Bitcoin Leaped! What Do Historical Models Predict? – Cryptokoin.com

The upcoming bull run signals are coming from Bitcoin (BTC), which has not been affected by the USDC stablecoin crisis. Bitcoin’s price has remained strong at $20,000 even during the downturn, with some indications pointing to an impending bull run. Meanwhile, according to some experts, traders are recovering from the effects of the USDC crisis.

Bitcoin held $20,000 tight!

cryptocoin.comAs you follow, Bitcoin and Ethereum, which suffered significant losses on Friday due to the spread of potential contagion risks to crypto markets from the failure of Silicon Valley Bank (SVB), have made significant gains in the last 24 hours. In the midst of such banking industry disasters, the crypto community was reminded of the fundamental principles that underpin Bitcoin and the reasons why it was first introduced in the weeks after the collapse of Lehman Brothers in 2008.

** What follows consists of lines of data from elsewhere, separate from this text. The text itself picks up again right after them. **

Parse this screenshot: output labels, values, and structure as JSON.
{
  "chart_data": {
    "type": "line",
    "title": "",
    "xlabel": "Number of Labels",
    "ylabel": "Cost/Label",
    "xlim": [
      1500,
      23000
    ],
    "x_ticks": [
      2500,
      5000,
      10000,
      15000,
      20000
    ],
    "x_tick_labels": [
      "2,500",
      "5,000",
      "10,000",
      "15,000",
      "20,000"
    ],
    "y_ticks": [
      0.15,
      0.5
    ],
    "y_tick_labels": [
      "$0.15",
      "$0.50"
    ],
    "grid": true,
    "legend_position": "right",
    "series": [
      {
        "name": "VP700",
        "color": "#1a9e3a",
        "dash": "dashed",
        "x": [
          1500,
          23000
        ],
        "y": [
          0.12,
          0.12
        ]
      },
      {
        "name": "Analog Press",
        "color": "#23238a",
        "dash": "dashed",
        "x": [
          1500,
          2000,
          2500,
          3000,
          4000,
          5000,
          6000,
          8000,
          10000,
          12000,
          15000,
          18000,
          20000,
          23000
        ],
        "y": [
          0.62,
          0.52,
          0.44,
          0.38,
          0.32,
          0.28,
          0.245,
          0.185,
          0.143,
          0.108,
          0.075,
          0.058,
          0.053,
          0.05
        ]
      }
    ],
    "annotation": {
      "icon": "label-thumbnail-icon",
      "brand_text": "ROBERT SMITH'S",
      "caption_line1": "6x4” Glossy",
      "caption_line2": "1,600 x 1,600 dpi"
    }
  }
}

The broader crypto market has been reeling under heavy pressure from the ongoing stablecoin crisis, which began as USDC issuer Circle had $3.3 billion in reserve deposits at the troubled bank. Despite this, the leading crypto Bitcoin bravely maintained the $20,000 level. However, Bitcoin embarked on a roller coaster ride this year, breaking the $25,000 psychological barrier and then returning to the $19,000 region within a few short months.

The total crypto market cap has dropped below $920 billion for the first time since November, following widespread media coverage of USDC and other stablecoins losing their $1 stablecoin. In just the past day, over $200 million in crypto-tracked futures contracts have been liquidated. The liquidation of Bitcoin futures reached nearly $60 million, the highest amount among major cryptocurrencies. Still, even that wasn’t enough to shake up the precious creation of Satoshi, which according to the price chart is currently showing a healthy pullback as it prepares for an even bigger recovery.

Is Bitcoin getting ready for a bull run?

According to a prominent crypto analyst, Bitcoin’s price reflects similar patterns, comparable to those observed in 2015 and 2020 just before BTC embarked on a major bull run. From a purely statistical standpoint, this has happened roughly six times in 2015 and twice in 2020. Additionally, he stresses that Bitcoin took a slow and ‘methodical’ approach to 2015, that this will be gradual but almost certain to happen.

However, BTC’s technical analysis (TA) indicators suggest a ‘Sell’ position as summarized by its moving averages. That’s why it’s worth paying attention to. Currently, Bitcoin (BTC) price is trading at $20,414, up 2.8% in the last 24 hours, as opposed to the 9% drop recorded over the past seven days.

Some traders get rid of USDC fears

Meanwhile, some market analysts fend off long-standing USDC fears by pointing to the token’s US treasury support. One crypto Twitter community member said, “80% of their holdings are in the form of 6 million US Treasury Bills. 85% of these bonds have been rolled over in the last 3 months. Interest rate risk is negative,” he wrote.

Meanwhile, Adam Cochran, partner at crypto fund CEHV, said the FIDC-insured nature of the SVB suggests that fears over USDC’s longevity have been exaggerated. “Comparable to the FDIC recovery process,” Cochran said. The organization immediately received 62% of balances paid under the FDIC ‘advanced dividend’ process and reclaimed 94% with final payment. If similar in SIVB, Circle’s maximum damage will be $198 million, up from $3.3 billion.”

Elsewhere, North Rock Digital co-founder Hal Press tweeted, citing official documents, that 77% of Circle’s reserves are held in US treasury bills. This means that the theoretical floor price of USDC is 77 cents. In this context, Press said, “Circle holds 77% of its reserves in Treasury Bills of 1-4 months. These Treasury Bills are held at BNY Mellon and managed by Blackrock. This provides an absolute floor of 0.77 in USDC,” he said.